Using Wayback Download Mode

  1. In Flashpoint Core, click New Game on the bottom-right corner of the launcher. If you do not see a New Game button, switch to the Config tab and check "Enable Editing."
    • Alternatively, you can switch to the Curate tab, then click New Curation instead of New Game. For more information about using the Curate tab, see Curation Tutorial.
  2. Enter the title and platform of the game, and any other metadata you wish. For the Launch Command, paste the original URL that you want to download from Wayback.
    • Note that if the original URL uses HTTPS, you will need to replace https with http.
  3. For the Application Path, click the dropdown and choose the appropriate application in Flashpoint for the type of game you are curating.
  4. Double-click the game to launch it. The game should load in the application you specified. Watch the Logs tab of Flashpoint Launcher as you play the game.
  5. Once all of the assets seem to have loaded, navigate to Flashpoint's Legacy\htdocs folder and sort the contents by Date Modified. Determine which files and folders belong to the game you just downloaded.
  6. Copy the files and folders from the htdocs folder to your curation's content folder, retaining the same structure. Refer to the Curation Tutorial.

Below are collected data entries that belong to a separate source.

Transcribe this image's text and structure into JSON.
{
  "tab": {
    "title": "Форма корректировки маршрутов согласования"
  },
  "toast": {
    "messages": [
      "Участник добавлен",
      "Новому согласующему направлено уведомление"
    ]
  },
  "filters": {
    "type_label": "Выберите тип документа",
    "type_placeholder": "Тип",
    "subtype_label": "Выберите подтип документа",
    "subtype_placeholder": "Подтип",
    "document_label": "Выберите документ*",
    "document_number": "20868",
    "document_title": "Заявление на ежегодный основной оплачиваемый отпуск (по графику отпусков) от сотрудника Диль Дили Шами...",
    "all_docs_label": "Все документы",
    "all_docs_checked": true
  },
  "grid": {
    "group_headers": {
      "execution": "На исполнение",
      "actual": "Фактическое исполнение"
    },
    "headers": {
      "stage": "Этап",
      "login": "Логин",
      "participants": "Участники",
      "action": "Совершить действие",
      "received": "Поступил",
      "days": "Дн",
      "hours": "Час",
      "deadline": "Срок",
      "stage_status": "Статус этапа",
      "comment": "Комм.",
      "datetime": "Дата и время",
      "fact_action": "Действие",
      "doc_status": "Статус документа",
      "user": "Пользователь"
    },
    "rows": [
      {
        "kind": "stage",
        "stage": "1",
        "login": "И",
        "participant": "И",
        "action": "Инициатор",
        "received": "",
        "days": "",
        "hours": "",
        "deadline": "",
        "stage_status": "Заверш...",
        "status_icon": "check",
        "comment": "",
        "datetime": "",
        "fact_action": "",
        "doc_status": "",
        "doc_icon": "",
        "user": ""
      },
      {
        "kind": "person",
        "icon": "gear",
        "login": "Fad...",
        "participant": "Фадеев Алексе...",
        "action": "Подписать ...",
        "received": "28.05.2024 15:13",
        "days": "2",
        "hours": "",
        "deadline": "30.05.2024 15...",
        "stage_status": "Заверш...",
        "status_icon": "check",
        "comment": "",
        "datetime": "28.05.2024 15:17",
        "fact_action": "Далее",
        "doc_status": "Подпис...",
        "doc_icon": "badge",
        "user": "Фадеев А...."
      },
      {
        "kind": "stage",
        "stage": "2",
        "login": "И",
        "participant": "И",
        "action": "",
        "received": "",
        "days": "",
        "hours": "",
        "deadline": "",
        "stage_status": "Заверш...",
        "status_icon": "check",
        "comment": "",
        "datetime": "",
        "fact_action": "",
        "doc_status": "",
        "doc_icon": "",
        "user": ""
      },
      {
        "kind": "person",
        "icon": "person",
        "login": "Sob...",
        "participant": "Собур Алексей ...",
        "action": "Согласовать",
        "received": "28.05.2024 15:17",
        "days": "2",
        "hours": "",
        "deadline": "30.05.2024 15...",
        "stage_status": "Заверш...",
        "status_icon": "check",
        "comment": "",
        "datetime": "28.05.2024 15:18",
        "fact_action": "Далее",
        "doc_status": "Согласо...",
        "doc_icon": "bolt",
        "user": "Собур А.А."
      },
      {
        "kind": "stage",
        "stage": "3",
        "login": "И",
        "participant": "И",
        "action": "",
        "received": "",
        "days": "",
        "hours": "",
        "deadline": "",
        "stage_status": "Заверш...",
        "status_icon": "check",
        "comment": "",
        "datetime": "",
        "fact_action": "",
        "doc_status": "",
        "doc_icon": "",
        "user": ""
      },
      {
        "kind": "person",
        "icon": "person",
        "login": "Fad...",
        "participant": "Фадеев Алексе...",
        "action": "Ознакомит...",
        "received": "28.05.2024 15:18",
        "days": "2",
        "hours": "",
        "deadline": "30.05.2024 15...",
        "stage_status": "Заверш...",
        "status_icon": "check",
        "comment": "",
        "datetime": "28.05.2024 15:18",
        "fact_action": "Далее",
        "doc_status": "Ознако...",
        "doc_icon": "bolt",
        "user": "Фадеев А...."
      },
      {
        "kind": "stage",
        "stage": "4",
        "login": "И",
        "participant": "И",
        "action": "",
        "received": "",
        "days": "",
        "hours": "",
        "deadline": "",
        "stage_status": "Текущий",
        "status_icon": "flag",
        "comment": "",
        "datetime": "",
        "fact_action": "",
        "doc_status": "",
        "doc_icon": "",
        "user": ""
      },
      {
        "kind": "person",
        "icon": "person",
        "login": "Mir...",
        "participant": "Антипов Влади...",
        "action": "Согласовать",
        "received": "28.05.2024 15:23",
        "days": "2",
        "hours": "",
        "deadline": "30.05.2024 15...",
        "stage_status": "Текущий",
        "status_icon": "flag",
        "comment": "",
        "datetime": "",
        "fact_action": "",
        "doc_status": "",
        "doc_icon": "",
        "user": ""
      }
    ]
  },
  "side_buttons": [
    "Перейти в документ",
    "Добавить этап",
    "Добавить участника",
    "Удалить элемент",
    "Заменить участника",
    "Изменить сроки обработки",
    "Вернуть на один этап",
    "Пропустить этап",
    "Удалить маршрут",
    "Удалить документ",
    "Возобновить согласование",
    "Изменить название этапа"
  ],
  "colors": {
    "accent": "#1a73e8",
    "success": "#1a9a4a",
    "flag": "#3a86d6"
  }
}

Turning Off Wayback Download Mode

After you're done downloading from Wayback, you will need to turn it off to use Flashpoint Core normally. To do this, click the "Config" tab of Flashpoint Launcher, then switch back to "Apache Webserver" using the "Server" dropdown menu.

Using cURLsDownloader

You can also download files from Wayback Machine using a combination of CDX Search and cURLsDownloader by following the steps below.

  1. Use CDX Search to obtain a list of original URLs to download from Wayback machine.
  2. Copy and paste these URLs into a text editor such as Notepad++ or Sublime Text.
  3. Now you need to turn these original URLs into capture URLs. First, determine a suitable date code.
    • For example, if the captures you want are from around January 2014, 201401 is a good date code.
  4. Compose a capture URL prefix using the Wayback Machine base URL, your date code, and the id_ suffix.
    • An example capture URL prefix would be https://web.archive.org/web/201401id_/.
  5. Use your text editor's Macros or Find & Replace functionality to insert your capture URL prefix before each original URL in the list.
  6. That's it! Save the text file, then refer to the Curation Tutorial and the cURLsDownloader Manual to complete your curation.
    • After the files are finished downloading, cURLsDownloader will give you the option to automatically move the downloaded files to their original URLs. Be sure to take advantage of this option!